The future is cyborg: Two-thirds of Western Europeans would consider augmenting their bodies with technology to improve their lives, study finds
- Moscow-based security firm Kaspersky commissioned a poll on body ‘upgrades’
- Those interested in augmentation were largely attracted by the health benefits
- In Portugal and Spain, 60 per cent of those polled would consider enhancement
- However, only a quarter of Britons expressed an interest in cyborg body parts
Two-thirds of Western Europeans would consider augmenting their bodies with technology if it improved their lives — and especially their health — a study found.
Commissioned by Moscow-based cybersecurity firm Kaspersky, a survey found that 63 per cent of people on average would be interested in getting an ‘upgrade’ or two.
However, results varied from country-to-country, with only 25 percent of Britons interested in augmentation compared to 60 per cent in Portugal and Spain.
Two-thirds of Western Europeans would consider augmenting their bodies with technology if it improved their lives — and especially their health — a study found. Pictured, Star Trek’s Captain Jean-Luc Picard after joining the Borg, a race of cybernetically enhanced beings
‘Human augmentation is one of the most significant technology trends today,’ said Kaspersky’s European director of global research and analysis, Marco Preuss.
‘Augmentation enthusiasts are already testing the limits of what’s possible.
‘We need commonly agreed standards to ensure augmentation reaches its full potential while minimising the risks,’ he added.
The study, conducted by Opinium Research, polled 14,500 people across 16 European countries — including Britain, France, Germany, Italy, Portugal and Spain.
The researchers found that the French as Swiss were almost as apprehensive about augmentation as the British — with only 32 and 36 per cent of citizens, respectively, saying that they would consider it.

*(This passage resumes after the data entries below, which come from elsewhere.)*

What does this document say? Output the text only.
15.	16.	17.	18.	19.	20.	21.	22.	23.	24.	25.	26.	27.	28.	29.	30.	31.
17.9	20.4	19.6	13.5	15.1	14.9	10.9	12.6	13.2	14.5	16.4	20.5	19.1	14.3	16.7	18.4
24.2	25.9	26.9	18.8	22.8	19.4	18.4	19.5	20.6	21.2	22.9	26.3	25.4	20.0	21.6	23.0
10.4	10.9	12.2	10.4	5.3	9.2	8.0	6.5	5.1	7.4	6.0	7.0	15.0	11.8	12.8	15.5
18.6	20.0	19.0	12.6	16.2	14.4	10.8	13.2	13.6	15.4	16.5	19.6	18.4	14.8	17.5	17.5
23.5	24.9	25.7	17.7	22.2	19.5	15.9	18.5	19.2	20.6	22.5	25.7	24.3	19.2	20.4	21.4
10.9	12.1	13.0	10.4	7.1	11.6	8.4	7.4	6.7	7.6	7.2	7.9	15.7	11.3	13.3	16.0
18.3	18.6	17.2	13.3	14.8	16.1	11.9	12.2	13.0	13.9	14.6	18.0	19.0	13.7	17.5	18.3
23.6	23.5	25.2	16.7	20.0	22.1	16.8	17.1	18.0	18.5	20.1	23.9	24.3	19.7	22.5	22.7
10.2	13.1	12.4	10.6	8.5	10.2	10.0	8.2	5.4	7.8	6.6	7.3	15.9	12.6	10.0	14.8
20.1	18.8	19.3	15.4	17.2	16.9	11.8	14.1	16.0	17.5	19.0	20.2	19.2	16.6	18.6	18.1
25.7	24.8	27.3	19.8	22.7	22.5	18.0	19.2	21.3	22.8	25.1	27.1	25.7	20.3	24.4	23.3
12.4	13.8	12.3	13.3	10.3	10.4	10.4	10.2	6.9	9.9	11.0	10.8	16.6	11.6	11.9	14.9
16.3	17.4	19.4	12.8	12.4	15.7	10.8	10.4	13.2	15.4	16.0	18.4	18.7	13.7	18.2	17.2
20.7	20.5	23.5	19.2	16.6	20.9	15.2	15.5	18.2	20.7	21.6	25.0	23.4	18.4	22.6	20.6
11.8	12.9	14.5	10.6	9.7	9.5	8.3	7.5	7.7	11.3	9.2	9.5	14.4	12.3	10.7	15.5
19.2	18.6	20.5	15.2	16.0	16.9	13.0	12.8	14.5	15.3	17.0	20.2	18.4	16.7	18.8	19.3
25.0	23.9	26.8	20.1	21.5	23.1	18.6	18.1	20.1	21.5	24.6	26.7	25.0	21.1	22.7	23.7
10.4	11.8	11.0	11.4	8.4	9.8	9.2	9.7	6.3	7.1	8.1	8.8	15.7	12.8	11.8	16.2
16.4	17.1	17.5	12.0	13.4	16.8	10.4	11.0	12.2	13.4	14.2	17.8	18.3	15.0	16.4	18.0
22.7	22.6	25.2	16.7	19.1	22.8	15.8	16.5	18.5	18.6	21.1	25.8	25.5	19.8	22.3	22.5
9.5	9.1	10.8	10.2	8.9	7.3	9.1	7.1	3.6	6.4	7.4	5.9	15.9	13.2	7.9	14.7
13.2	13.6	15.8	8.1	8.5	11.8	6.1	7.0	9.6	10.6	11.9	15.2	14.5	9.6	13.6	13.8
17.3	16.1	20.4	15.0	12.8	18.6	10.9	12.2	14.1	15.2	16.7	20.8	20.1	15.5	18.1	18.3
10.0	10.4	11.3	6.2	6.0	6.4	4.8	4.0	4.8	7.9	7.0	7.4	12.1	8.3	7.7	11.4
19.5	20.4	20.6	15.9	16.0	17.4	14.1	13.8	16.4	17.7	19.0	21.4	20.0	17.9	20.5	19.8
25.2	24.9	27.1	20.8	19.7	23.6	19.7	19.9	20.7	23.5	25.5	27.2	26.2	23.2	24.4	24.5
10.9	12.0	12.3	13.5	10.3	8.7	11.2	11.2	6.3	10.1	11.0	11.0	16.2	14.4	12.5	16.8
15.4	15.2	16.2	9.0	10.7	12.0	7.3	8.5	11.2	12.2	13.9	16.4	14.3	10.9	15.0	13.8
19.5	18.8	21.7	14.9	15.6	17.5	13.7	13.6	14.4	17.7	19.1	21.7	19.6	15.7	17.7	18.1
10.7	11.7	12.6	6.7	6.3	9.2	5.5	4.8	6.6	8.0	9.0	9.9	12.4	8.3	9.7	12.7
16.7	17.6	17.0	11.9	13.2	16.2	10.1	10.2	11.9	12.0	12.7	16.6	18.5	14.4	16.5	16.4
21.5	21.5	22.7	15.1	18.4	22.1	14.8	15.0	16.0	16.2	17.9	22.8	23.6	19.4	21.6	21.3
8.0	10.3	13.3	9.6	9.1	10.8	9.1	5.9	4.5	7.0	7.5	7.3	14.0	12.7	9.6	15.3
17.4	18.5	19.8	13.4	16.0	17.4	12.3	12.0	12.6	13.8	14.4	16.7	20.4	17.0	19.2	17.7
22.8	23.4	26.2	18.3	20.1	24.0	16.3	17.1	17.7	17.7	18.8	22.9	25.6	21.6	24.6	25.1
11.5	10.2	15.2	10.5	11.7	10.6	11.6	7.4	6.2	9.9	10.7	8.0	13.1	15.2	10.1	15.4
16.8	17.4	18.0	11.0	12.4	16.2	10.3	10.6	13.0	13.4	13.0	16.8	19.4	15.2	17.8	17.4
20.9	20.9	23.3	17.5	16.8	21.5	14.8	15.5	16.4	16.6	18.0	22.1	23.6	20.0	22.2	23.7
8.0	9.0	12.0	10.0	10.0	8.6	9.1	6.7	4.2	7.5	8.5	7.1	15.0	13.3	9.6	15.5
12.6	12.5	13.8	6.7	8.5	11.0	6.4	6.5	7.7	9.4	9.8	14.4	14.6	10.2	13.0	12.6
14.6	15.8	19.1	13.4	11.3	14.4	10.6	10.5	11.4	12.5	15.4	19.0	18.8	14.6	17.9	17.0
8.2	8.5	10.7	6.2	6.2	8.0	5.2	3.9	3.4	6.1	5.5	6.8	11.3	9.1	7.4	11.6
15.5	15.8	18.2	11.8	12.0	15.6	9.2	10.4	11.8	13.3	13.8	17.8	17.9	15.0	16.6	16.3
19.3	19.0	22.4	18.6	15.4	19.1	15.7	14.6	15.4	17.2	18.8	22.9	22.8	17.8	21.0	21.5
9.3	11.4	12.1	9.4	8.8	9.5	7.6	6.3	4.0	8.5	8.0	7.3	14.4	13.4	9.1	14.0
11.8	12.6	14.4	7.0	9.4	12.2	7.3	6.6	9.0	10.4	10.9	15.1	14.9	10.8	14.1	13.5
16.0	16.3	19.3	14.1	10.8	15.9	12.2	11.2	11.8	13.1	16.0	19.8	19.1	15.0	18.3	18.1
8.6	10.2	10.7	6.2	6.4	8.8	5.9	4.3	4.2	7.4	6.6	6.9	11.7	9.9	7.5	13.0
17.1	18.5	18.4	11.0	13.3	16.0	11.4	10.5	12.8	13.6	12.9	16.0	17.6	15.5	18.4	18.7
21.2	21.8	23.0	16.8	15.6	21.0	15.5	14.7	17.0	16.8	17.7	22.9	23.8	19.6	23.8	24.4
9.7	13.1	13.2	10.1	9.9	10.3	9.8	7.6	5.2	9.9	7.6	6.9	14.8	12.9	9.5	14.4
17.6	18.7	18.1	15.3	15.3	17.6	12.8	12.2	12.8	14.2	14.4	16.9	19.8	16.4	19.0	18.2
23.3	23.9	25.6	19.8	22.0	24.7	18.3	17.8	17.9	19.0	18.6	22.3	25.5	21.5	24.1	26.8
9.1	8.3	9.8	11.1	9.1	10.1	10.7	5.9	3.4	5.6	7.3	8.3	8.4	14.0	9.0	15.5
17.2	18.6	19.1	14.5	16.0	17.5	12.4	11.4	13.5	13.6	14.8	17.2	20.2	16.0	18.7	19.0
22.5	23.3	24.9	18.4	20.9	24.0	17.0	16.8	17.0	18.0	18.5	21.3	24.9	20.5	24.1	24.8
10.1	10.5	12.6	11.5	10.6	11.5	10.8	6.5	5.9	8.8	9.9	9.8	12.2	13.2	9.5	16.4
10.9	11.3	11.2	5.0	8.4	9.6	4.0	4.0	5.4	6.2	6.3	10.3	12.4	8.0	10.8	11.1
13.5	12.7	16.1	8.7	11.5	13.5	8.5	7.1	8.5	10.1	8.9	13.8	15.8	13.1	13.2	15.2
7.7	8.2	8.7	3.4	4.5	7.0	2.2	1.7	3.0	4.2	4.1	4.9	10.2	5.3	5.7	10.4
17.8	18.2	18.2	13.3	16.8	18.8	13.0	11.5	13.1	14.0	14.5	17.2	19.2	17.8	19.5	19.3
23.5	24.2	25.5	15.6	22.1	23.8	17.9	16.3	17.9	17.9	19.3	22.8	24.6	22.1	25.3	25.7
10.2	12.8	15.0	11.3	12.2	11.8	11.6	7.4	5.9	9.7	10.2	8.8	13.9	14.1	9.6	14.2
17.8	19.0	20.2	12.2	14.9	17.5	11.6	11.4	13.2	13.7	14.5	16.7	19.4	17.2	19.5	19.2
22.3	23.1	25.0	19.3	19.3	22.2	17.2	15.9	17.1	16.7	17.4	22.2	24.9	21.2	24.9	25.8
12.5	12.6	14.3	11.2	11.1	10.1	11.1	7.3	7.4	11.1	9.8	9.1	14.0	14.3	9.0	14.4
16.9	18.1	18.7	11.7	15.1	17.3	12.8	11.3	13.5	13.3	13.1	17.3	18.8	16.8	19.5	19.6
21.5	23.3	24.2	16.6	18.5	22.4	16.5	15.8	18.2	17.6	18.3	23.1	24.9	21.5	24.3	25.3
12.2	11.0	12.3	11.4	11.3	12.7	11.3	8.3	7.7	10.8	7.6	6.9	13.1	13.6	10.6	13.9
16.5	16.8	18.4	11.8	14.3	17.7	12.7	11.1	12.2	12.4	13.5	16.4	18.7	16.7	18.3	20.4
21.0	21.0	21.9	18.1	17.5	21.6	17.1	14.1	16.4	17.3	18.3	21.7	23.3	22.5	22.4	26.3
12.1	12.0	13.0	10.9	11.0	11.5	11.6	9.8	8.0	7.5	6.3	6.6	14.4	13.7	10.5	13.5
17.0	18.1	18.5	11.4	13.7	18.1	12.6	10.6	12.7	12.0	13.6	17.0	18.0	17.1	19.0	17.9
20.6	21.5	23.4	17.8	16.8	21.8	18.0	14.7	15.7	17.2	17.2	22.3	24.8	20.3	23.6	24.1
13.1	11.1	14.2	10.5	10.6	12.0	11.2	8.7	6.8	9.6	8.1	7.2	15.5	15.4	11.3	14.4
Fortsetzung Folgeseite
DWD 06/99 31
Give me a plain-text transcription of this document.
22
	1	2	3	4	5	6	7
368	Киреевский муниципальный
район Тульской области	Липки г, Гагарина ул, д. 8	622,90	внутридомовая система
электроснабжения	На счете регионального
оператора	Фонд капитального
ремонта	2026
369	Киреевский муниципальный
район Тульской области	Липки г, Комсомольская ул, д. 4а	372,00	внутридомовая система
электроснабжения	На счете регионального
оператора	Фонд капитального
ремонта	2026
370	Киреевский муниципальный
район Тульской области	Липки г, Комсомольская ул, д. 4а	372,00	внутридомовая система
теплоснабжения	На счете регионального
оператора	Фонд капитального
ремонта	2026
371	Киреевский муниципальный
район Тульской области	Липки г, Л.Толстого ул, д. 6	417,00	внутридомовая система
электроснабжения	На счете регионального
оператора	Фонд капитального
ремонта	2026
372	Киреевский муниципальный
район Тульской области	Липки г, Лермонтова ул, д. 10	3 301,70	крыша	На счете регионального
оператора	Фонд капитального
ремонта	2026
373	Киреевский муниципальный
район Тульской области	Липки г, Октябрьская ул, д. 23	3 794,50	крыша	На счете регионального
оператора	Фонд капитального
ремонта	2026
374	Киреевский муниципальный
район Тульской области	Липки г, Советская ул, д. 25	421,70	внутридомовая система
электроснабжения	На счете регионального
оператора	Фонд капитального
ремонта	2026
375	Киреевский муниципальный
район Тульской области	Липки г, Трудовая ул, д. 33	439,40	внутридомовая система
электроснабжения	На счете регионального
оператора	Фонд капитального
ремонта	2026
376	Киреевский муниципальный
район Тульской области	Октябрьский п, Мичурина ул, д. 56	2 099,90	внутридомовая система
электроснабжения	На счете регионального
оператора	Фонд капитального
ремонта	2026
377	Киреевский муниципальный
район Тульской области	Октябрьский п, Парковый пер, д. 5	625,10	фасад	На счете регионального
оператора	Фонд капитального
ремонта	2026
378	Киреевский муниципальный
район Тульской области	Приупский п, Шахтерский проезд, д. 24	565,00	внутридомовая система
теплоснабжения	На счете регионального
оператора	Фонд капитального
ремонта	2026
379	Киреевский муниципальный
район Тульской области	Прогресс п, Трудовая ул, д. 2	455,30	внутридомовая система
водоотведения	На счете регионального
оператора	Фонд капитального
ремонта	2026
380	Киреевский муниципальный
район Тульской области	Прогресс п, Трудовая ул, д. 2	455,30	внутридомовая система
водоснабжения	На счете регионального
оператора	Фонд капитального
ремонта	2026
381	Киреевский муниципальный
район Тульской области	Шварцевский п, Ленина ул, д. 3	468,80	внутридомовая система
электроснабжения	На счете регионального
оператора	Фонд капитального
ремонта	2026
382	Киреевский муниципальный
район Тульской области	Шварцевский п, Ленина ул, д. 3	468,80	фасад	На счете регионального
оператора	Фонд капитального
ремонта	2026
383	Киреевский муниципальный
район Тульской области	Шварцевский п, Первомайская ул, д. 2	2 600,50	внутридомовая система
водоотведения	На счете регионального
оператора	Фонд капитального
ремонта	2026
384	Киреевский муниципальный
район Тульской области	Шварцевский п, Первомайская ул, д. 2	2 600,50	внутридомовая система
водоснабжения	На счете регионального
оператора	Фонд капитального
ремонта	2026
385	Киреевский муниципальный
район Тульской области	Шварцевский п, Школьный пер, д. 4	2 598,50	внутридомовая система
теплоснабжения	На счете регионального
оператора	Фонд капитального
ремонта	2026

Potential augmentations might include significant modifications to turbo-charge the brain or help guard against cancer — to more low-key upgrades like embedding chips into one’s arms to unlock cars or electronic doors.
The survey also revealed that most people want human augmentation to work for the betterment of humanity, though there were concerns that it would be dangerous for society and open to exploitation by hackers.
The majority of respondents also said that they felt that only the rich would be able to afford access to human augmentation technology
Last month, Elon Musk’s neuroscience start-up — Neuralink — unveiled a pig named Gertrude that has had a coin-sized computer chip in its brain for two months that can track her brain activity, much like a ‘FitBit for the mind’.
The implant is intended as a demonstration of an an early step towards similar devices that could help cure human conditions like dementia or Parkinson’s disease — or even to control electronic devices mentally.
HOW DO MICROCHIPS IMPLANTED UNDER HUMAN SKIN WORK?
Several Swedish firms are implanting their employees with microchips under their skin which can be used to replace keys, credit cards and train tickets.
The small implants use Near Field Communication (NFC) technology, the same as in contactless credit cards or mobile payments.
When activated by a reader a few centimetres (inches) away, a small amount of data flows between the two devices via electromagnetic waves.
The implants are ‘passive,’ meaning they contain information that other devices can read, but cannot read information themselves.
Near Field Communication (NFC) as contactless bank cards, and London’s oyster cards, suggesting it could be used further afield one day.